Ла Моль хотел ответить, но в это время прибежал тюремщик, вероятно, услышавший какой-то шум, втолкнул того и другого в их камеры и запер.

V. Восковая фигурка

Карл уже семь дней не вставал с постели, томясь от лихорадочного жара, который перемежался сильными припадками, напоминавшими падучую болезнь. Иногда во время таких припадков у него вырывались крики, похожие на вой, пугавший стражу в передней комнате и гулко разносившийся по Лувру, уже взволнованному зловещим слухом. Когда припадки проходили, Карл, совершенно разбитый, с угасшим взором, падал на руки кормилицы, храня молчание, в котором чувствовалось и презрение к людям, и скрытый страх перед роковым концом.

Рассказывать о том, как мать и сын – Екатерина Медичи и герцог Алансонский, – не поверяя друг другу своих чувств, не встречаясь и даже избегая друг друга, каждый в одиночку вынашивали в голове свои злокозненные мысли, рассказывать об этом – все равно что описывать тот омерзительный живой клубок, который копошится в гнезде гадюки.

Генрих Наваррский сидел в заключении, и на свидание с ним, по его личной просьбе к Карлу, не давалось разрешения никому, даже Маргарите. В глазах всех это являлось признаком опалы. Екатерина и герцог Алансонский дышали свободнее, считая Генриха погибшим, а Генрих ел и пил спокойнее, надеясь, что о нем забыли.

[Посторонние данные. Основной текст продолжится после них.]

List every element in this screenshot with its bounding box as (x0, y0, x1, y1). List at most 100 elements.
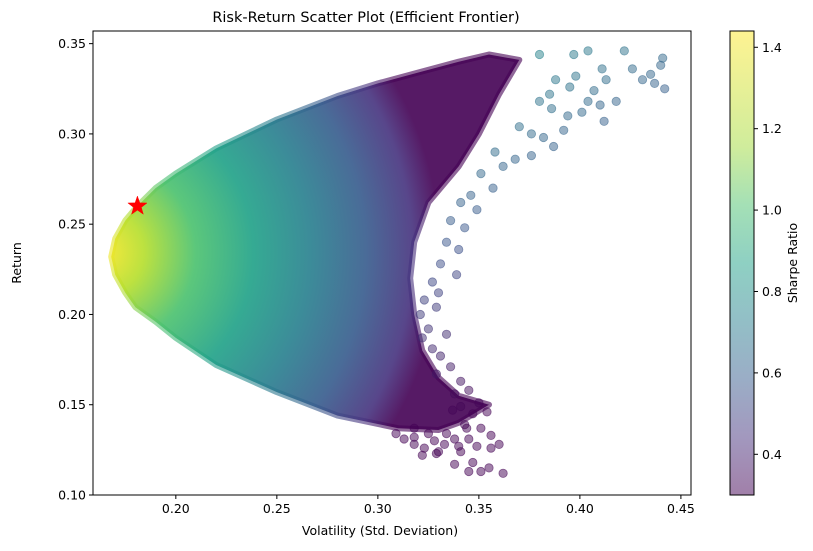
scatter-point (510, 154, 520, 164)
scatter-point (498, 161, 508, 171)
scatter-point (435, 351, 446, 361)
scatter-point (456, 376, 466, 386)
scatter-point (456, 401, 466, 412)
scatter-point (451, 270, 462, 280)
optimal-portfolio-marker (127, 195, 148, 215)
scatter-point (441, 428, 452, 439)
x-axis-ticks: 0.20 0.25 0.30 0.35 0.40 0.45 (162, 495, 695, 516)
scatter-point (494, 439, 504, 449)
scatter-point (419, 295, 429, 305)
scatter-point (433, 288, 444, 298)
scatter-point (464, 385, 474, 395)
scatter-point (391, 428, 401, 439)
colorbar-tick-label: 0.6 (762, 365, 782, 380)
scatter-point (544, 89, 555, 99)
scatter-point (637, 75, 648, 85)
plot-frame (92, 30, 692, 496)
scatter-point (559, 125, 569, 135)
scatter-point (464, 434, 474, 444)
scatter-point (649, 78, 660, 89)
scatter-point (589, 86, 599, 96)
scatter-cloud-area (108, 51, 523, 433)
x-axis-label: Volatility (Std. Deviation) (302, 523, 458, 538)
scatter-point (577, 107, 587, 117)
scatter-point (526, 151, 537, 161)
scatter-point (627, 64, 638, 74)
colorbar-tick-label: 0.4 (762, 447, 782, 462)
scatter-point (534, 49, 545, 60)
colorbar-tick-label: 1.0 (762, 203, 782, 218)
scatter-point (399, 434, 409, 444)
scatter-point (431, 369, 441, 379)
scatter-point (427, 277, 437, 287)
scatter-point (474, 398, 484, 408)
scatter-point (583, 96, 593, 107)
scatter-point (563, 111, 573, 121)
scatter-point (490, 147, 500, 157)
scatter-point (601, 75, 611, 85)
optimal-portfolio-star (127, 195, 148, 215)
scatter-point (550, 75, 561, 85)
colorbar-tick-label: 1.2 (762, 121, 782, 136)
scatter-point (468, 457, 478, 468)
scatter-points (391, 46, 670, 478)
scatter-point (660, 84, 670, 94)
scatter-point (486, 443, 496, 453)
y-tick-label: 0.30 (58, 126, 86, 141)
scatter-point (546, 104, 557, 114)
colorbar (729, 30, 755, 496)
scatter-point (441, 329, 452, 339)
x-tick-label: 0.35 (465, 501, 493, 516)
scatter-point (456, 197, 466, 208)
scatter-point (449, 389, 460, 399)
scatter-point (415, 309, 425, 320)
scatter-point (488, 183, 498, 193)
scatter-point (548, 141, 559, 152)
scatter-point (433, 447, 444, 457)
scatter-point (466, 190, 476, 200)
y-tick-label: 0.20 (58, 307, 86, 322)
chart-title: Risk-Return Scatter Plot (Efficient Fron… (212, 10, 519, 26)
scatter-point (441, 237, 452, 247)
scatter-point (445, 216, 456, 226)
y-tick-label: 0.35 (58, 36, 86, 51)
y-tick-label: 0.25 (58, 217, 86, 232)
y-axis-ticks: 0.10 0.15 0.20 0.25 0.30 0.35 (58, 36, 93, 503)
scatter-point (439, 439, 450, 449)
scatter-point (514, 122, 524, 132)
scatter-point (534, 96, 545, 107)
scatter-point (482, 407, 492, 417)
scatter-point (569, 49, 579, 60)
scatter-point (599, 116, 609, 126)
scatter-point (486, 430, 496, 440)
scatter-point (611, 96, 621, 107)
scatter-point (464, 466, 474, 477)
x-tick-label: 0.30 (364, 501, 392, 516)
scatter-point (431, 302, 441, 312)
scatter-point (595, 100, 605, 110)
scatter-point (526, 129, 537, 139)
scatter-point (468, 409, 478, 419)
scatter-point (619, 46, 629, 56)
y-tick-label: 0.15 (58, 397, 86, 412)
colorbar-tick-label: 0.8 (762, 284, 782, 299)
y-axis-label: Return (9, 242, 24, 283)
scatter-point (565, 82, 575, 92)
scatter-point (447, 405, 458, 415)
scatter-point (460, 223, 470, 233)
scatter-point (423, 428, 433, 439)
scatter-point (449, 459, 460, 469)
scatter-point (429, 436, 439, 446)
x-tick-label: 0.40 (566, 501, 594, 516)
scatter-point (409, 423, 419, 433)
scatter-point (472, 205, 482, 215)
scatter-point (454, 441, 464, 451)
scatter-point (484, 463, 494, 473)
scatter-cloud (108, 51, 523, 433)
scatter-point (498, 468, 508, 478)
scatter-point (538, 132, 549, 143)
colorbar-ticks: 0.4 0.6 0.8 1.0 1.2 1.4 (754, 40, 782, 462)
scatter-point (476, 169, 486, 179)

При дворе ни один человек не подозревал об истинной причине болезни короля. Амбруаз Паре и его коллега Мазилло, приняв следствие за причину, определяли воспаление желудка и только. На основании этого они прописывали мягчительные средства, лишь помогавшие действию того особого питья, которое назначил королю Рене. Карл принимал его из рук кормилицы три раза в день, оно же составляло и главное питание больного.

Ла Моль и Коконнас содержались в Венсенском замке под самым бдительным надзором. Маргарита и герцогиня Невэрская раз десять пытались проникнуть к ним или по крайней мере передать им записку, но безуспешно.

Карл, при постоянных колебаниях его здоровья то к лучшему, то к худшему, почувствовав себя однажды утром немного лучше, велел впустить к себе весь двор, который, по обычаю, являлся каждое утро ко времени вставания короля, хотя сама церемония этого обряда была отменена. Двери растворились, и все могли заметить – по бледности щек, по желтизне лба цвета слоновой кости, по лихорадочному блеску ввалившихся и обведенных черными кругами глаз – то страшное разрушение, какое произвела в юном монархе постигшая его болезнь.

Королевская опочивальня быстро наполнилась любопытными придворными. О том, что король принимает, известили Екатерину, герцога Алансонского и Маргариту. Все трое пришли порознь, один вслед за другим. Екатерина уселась у изголовья сына, не замечая взгляда, каким он ее встретил. Герцог Алансонский встал у изножья кровати. Маргарита прислонилась к столу и, посмотрев на бледный лоб, исхудалое лицо и провалившиеся глаза своего брата, тяжело вздохнула и прослезилась.